José Luís Varandas Soares, a história de uma vida em contato com a natureza, em que, desde criança, começou por seguir os passos do seu Pai, pastor de profissão em terras de Penamacor, vila onde nasceu.
Aos 13 anos, veio para Castelo Branco, estudou, concluiu o curso comercial e foi empregado de escritório.
No entanto, a paixão pela atividade campestre estava no seu ADN, como nos conta nesta entrevista.
BEIRA BAIXA TV – Estamos perante um homem que se dedica às atividades inerentes com o mundo da natureza e ao seu trabalho.
JOSÉ LUÍS VARANDAS SOARES – Assim acontece. Na Quinta do Vale do Romeiro (junto ao Estádio Municipal), onde nos encontramos, é efetivamente o meu mundo, aqui, para além de estar no campo, tenho um espaço com vários equipamentos de ordenha.
BEIRA BAIXA TV – Pelo que supomos, o Soares, começa a trabalhar bastante cedo.
JOSÉ LUÍS VARANDAS SOARES – Olhe, eu considero-me uma pessoa daquelas que denominam como “sem sono”, ou seja um cidadão “fora de horas”, porque, a qualquer momento, seja de dia ou de noite, sou chamado para reparar ou dar assistência a uma máquina de ordenha, pelo que, tenho mesmo que estar sempre pronto para resolver as situações técnicas.

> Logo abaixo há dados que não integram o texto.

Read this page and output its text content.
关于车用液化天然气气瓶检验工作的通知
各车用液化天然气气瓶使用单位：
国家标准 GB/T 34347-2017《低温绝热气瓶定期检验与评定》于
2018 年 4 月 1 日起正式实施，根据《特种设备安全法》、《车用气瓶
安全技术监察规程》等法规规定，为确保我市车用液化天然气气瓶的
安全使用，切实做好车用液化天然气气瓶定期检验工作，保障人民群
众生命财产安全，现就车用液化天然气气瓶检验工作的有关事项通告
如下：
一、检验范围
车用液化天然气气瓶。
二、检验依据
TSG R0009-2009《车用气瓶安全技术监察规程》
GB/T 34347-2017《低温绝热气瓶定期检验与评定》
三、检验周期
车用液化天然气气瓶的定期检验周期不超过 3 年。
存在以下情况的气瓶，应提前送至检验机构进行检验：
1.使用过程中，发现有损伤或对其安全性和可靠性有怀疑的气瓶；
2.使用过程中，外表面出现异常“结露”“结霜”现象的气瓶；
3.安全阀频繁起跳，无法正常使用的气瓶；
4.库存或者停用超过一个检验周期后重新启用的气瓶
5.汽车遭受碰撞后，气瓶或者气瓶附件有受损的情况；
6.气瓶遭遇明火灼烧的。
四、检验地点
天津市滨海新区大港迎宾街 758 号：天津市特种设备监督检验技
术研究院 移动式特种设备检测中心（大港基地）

BEIRA BAIXA TV – Na gíria campestre, diz-se que, quem gosta do campo e da vida animal, que o homem fala com os animais e desabafa com a natureza. É verdade?

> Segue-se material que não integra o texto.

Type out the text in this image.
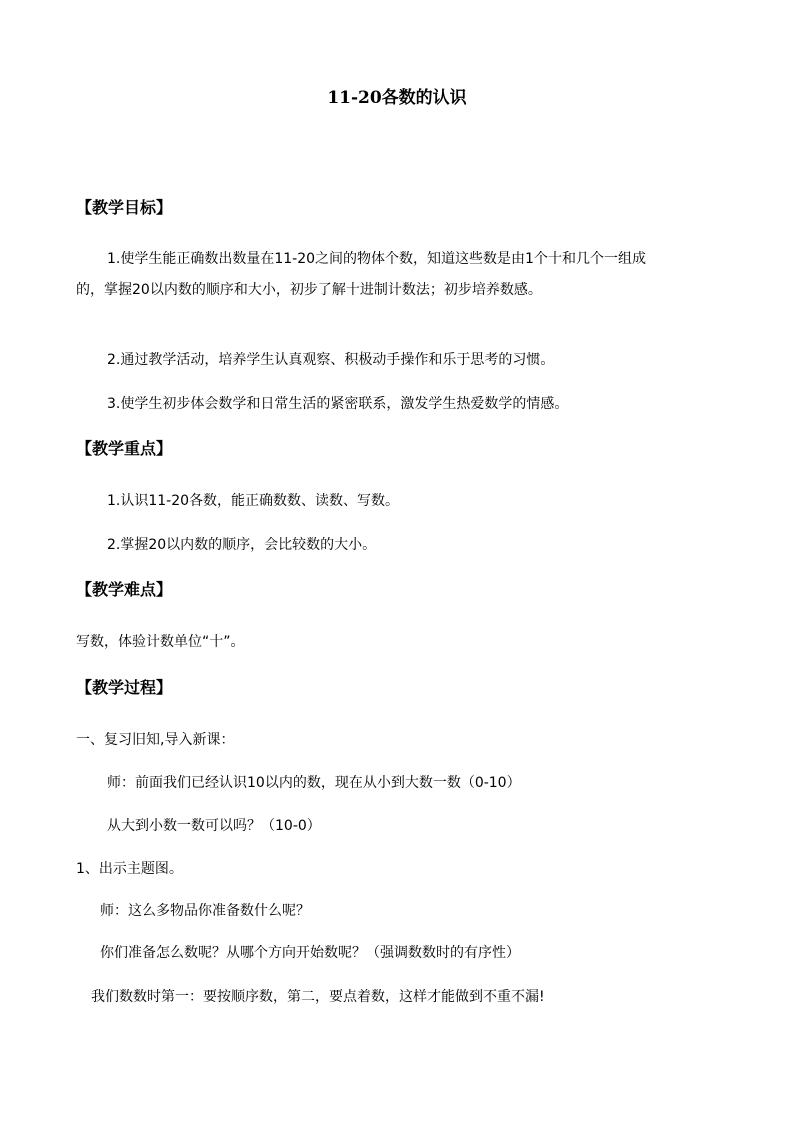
11-20各数的认识
【教学目标】
1.使学生能正确数出数量在11-20之间的物体个数，知道这些数是由1个十和几个一组成的，掌握20以内数的顺序和大小，初步了解十进制计数法；初步培养数感。
2.通过教学活动，培养学生认真观察、积极动手操作和乐于思考的习惯。
3.使学生初步体会数学和日常生活的紧密联系，激发学生热爱数学的情感。
【教学重点】
1.认识11-20各数，能正确数数、读数、写数。
2.掌握20以内数的顺序，会比较数的大小。
【教学难点】
写数，体验计数单位“十”。
【教学过程】
一、复习旧知,导入新课：
师：前面我们已经认识10以内的数，现在从小到大数一数（0-10）
从大到小数一数可以吗？（10-0）
1、出示主题图。
师：这么多物品你准备数什么呢？
你们准备怎么数呢？从哪个方向开始数呢？（强调数数时的有序性）
我们数数时第一：要按顺序数，第二，要点着数，这样才能做到不重不漏!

JOSÉ LUÍS VARANDAS SOARES – Tem razão, já me aconteceu algumas vezes. Sabe há momentos na nossa vida, em que essa atitude de nos relacionarmos com essa simbiose, é uma das soluções para a nossa tranquilidade.

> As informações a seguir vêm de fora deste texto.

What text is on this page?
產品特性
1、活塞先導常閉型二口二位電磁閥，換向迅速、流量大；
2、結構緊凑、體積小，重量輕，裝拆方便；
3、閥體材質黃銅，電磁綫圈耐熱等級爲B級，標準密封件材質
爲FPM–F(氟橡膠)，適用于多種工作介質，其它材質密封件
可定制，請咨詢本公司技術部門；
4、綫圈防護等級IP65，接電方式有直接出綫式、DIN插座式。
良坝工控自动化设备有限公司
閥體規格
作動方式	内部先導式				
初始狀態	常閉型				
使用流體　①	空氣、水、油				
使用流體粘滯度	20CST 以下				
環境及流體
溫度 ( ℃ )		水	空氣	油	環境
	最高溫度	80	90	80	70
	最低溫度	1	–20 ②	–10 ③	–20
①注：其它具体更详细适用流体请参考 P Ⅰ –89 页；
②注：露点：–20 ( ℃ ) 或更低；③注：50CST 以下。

BEIRA BAIXA TV – Estamos quase no final da nossa conversa. Mas esta pergunta é inevitável. O Soares é considerado uma pessoa que ao longo dos anos granjeou vários amigos, e no final do dia, juntam-se num espaço desta quinta para o tal petisco reconfortante, tão apetecível após o trabalho.
JOSÉ LUÍS VARANDAS SOARES – Embora não seja todos os dias, evidentemente, sim, sabe sempre bem, estarmos com quem gostamos e conviver saudavelmente.